Faculty to Remember: George Leger, Professor Emeritus

During his 40 years of service at Tufts, Professor. Leger had a profound influence on the development of the Mathematics faculty.
George Leger

George Leger passed away in January 2019. During his 40 years of service at Tufts, Professor Leger had a profound influence on the development of the Mathematics faculty, and through it on the achievement of that unique balance of teaching and scholarship which characterizes our institution today. When George decided to step down as Department Chair, President Jean Mayer wrote "You have done a splendid job in building a strong mathematics department...The University and I in particular are extraordinarily grateful to you for your dedication and your judgment."

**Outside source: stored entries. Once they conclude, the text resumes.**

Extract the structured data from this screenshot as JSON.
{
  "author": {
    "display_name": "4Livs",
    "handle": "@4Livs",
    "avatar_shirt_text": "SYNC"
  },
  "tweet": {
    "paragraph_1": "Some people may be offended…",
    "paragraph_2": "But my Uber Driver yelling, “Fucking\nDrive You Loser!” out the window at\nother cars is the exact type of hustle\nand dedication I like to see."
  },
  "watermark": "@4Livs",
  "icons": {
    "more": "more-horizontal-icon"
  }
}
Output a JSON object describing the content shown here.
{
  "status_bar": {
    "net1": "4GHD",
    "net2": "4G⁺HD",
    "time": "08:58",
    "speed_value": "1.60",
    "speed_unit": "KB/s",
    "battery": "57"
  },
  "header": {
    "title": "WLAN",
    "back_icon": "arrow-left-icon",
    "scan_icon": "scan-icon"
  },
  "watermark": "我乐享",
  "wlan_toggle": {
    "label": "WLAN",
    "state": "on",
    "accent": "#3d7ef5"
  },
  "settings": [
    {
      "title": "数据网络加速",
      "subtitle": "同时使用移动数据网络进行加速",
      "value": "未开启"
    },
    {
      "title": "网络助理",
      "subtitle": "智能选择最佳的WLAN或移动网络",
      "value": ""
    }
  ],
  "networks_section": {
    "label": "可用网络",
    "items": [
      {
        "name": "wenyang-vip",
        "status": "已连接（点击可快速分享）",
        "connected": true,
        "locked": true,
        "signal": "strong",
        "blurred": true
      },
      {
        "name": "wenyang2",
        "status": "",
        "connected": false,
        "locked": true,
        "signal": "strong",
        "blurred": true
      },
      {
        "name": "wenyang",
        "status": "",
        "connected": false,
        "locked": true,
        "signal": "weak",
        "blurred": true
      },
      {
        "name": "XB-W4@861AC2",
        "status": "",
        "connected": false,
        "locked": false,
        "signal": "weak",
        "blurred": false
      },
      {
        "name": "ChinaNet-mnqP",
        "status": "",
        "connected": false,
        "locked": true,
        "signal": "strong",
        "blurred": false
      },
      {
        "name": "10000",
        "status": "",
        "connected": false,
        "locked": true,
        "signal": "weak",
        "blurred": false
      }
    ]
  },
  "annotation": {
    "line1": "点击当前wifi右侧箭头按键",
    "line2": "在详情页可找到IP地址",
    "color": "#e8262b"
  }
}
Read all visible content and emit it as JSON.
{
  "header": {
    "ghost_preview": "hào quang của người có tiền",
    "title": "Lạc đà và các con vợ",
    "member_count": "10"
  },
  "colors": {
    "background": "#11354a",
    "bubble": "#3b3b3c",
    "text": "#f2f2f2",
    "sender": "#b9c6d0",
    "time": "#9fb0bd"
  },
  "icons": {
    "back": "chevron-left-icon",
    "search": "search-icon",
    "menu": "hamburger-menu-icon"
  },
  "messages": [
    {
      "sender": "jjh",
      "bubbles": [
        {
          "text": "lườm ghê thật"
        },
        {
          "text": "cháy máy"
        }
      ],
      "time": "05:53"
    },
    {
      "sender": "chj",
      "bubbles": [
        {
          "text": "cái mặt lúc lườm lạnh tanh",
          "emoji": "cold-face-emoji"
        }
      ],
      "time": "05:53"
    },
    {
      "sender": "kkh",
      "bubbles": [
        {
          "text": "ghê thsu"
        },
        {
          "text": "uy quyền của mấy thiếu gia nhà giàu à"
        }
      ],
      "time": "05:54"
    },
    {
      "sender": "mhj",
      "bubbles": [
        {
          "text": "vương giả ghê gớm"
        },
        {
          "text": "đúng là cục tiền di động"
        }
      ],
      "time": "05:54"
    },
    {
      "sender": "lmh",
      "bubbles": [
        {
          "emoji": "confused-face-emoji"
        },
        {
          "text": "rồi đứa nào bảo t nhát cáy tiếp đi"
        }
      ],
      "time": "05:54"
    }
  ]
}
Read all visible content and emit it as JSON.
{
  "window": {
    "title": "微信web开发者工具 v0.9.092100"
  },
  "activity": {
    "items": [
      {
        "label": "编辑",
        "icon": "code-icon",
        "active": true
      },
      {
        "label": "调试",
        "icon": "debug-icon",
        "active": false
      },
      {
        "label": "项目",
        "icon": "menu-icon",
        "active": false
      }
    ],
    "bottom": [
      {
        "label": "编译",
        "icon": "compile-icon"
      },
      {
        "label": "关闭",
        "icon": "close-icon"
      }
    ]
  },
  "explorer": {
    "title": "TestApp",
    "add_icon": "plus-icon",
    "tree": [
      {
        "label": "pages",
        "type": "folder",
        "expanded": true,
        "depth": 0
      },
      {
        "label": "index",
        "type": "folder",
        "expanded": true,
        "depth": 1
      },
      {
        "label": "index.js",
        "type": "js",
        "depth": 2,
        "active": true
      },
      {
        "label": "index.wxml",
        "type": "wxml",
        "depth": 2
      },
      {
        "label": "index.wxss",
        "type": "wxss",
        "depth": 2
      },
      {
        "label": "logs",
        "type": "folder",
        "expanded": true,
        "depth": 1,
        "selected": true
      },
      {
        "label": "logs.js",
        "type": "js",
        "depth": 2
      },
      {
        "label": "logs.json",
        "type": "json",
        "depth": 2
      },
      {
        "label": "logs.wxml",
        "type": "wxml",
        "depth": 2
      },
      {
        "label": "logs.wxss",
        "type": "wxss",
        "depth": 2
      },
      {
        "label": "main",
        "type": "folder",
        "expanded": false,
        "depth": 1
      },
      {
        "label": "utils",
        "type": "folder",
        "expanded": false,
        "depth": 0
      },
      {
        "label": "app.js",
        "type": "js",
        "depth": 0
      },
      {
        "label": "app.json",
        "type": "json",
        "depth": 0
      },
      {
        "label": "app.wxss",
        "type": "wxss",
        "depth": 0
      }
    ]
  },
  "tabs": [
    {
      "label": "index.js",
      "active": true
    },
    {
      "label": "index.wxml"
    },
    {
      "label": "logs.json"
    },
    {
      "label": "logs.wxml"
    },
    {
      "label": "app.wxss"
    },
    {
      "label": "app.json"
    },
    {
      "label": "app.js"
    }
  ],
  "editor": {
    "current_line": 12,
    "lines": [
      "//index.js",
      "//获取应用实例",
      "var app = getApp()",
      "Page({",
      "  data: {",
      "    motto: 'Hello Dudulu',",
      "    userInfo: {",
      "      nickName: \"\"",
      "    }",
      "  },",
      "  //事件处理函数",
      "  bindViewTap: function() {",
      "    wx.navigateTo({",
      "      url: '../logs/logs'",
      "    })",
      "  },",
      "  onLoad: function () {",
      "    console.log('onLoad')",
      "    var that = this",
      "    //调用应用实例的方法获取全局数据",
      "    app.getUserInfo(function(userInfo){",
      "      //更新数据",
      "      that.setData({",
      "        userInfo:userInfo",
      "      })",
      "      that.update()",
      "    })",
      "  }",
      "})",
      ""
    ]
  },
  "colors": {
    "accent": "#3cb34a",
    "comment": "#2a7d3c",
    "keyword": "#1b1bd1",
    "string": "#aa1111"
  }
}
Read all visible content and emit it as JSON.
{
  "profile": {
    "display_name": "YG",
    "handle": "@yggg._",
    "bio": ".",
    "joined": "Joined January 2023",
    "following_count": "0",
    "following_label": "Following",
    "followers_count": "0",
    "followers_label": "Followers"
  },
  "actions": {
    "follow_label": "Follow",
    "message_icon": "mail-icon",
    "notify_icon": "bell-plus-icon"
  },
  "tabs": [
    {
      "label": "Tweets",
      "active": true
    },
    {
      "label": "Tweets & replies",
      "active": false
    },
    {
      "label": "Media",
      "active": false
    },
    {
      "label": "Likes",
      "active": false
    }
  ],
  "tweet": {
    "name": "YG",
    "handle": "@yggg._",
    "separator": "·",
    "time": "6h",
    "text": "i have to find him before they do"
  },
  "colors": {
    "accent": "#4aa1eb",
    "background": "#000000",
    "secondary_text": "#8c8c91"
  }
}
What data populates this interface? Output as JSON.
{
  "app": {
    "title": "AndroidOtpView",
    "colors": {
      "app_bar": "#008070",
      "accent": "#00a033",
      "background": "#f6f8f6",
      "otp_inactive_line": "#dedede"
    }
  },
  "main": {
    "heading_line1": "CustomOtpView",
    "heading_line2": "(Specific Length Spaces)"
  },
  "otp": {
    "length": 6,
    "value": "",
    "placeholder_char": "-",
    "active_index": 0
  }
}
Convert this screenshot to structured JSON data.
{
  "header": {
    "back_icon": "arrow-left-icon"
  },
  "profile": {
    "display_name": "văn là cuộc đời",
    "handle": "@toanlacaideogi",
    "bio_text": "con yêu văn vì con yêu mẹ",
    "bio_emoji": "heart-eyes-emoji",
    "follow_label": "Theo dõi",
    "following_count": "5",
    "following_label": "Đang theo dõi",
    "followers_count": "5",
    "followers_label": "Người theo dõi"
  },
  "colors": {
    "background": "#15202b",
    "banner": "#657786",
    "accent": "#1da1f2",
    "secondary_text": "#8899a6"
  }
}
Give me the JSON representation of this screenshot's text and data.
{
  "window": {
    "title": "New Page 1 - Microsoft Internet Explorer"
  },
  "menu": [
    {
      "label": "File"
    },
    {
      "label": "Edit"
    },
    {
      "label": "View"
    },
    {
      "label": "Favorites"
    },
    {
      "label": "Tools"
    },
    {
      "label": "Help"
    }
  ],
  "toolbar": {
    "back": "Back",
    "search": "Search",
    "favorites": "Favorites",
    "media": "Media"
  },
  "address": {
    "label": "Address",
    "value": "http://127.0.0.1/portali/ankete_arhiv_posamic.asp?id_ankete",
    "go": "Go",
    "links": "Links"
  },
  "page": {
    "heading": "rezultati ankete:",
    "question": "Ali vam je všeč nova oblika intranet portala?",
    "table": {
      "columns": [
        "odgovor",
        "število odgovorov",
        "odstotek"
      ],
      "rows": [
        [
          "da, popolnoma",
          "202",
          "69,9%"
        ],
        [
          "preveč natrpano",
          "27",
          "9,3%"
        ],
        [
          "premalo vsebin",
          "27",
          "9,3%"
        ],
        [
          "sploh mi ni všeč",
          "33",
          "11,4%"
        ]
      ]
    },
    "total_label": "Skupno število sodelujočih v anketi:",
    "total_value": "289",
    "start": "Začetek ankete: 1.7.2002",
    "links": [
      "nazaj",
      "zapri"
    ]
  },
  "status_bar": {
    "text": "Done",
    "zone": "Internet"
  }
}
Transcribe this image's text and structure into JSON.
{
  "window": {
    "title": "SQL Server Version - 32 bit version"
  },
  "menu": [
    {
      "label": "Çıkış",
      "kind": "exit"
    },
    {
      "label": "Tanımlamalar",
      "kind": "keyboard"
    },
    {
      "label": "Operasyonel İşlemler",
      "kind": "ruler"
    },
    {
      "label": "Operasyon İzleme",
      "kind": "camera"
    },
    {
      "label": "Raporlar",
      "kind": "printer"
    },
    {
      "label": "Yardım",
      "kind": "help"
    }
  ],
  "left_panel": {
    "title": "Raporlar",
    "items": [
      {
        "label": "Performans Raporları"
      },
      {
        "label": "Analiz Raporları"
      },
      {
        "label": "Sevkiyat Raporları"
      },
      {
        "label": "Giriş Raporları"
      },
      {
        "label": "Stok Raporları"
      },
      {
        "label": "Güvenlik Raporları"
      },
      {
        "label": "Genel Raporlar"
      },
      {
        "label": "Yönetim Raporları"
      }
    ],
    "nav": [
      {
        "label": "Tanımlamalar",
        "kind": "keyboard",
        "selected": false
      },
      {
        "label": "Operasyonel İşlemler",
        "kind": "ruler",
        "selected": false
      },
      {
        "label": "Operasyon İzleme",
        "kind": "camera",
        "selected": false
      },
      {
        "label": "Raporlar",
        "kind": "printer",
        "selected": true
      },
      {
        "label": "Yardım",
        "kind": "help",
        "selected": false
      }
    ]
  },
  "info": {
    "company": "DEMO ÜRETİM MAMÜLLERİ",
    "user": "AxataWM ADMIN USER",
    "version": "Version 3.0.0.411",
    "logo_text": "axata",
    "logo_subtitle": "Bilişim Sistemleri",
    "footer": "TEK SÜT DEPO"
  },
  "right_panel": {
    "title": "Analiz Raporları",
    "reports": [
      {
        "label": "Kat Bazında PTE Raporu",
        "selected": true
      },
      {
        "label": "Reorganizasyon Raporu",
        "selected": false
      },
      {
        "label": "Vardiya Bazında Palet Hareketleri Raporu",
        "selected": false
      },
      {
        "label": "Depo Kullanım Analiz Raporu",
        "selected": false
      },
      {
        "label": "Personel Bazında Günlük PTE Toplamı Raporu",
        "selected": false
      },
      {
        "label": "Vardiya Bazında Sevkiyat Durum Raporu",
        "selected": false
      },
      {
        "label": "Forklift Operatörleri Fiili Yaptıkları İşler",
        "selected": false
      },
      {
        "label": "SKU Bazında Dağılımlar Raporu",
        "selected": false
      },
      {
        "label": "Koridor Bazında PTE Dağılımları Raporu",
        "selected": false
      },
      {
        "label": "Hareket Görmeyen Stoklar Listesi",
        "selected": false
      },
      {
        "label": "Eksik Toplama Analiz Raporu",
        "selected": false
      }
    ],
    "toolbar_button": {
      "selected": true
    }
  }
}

George Leger completed his BS in 1945 at the University of Pittsburgh and his graduate work (MS, 1948, PhD, 1951) at the University of Illinois. Leger's PhD thesis, under the direction of Gerhard Hochschild, was entitled "On the Cohomology of Lie Algebras"; the major results were obtained independently by Koszul. He began his professional career as supervisor of the Applied Mathematics section at Bell Aircraft, then held faculty positions at Syracuse University, the University of Pittsburgh, and Western Reserve University, as well as a Research Fellowship at Harvard University, before coming to Tufts in 1963. He was promoted to Professor in 1965, named the Robinson Professor of Mathematics in 1974 and retired in 2004. Most of Leger's 21 papers were published in highly prestigious mathematics journals, and study the structure of Lie algebras by means of operators called derivations and algebraic objects called cohomology groups. His results have, in particular, contributed in a significant way to our current understanding of Lie algebras. Two unusual items in his bibliography are a 1975 article (in French) in the Comptes Rendus of the Academy of Sciences, Paris and a 1985 paper with Andrew Plaut (in biochemical English) in the journal Molecular Immunology. Also of note is his long and productive collaboration on Lie theory with Eugene M. Luks, professor of computer science at the University of Oregon.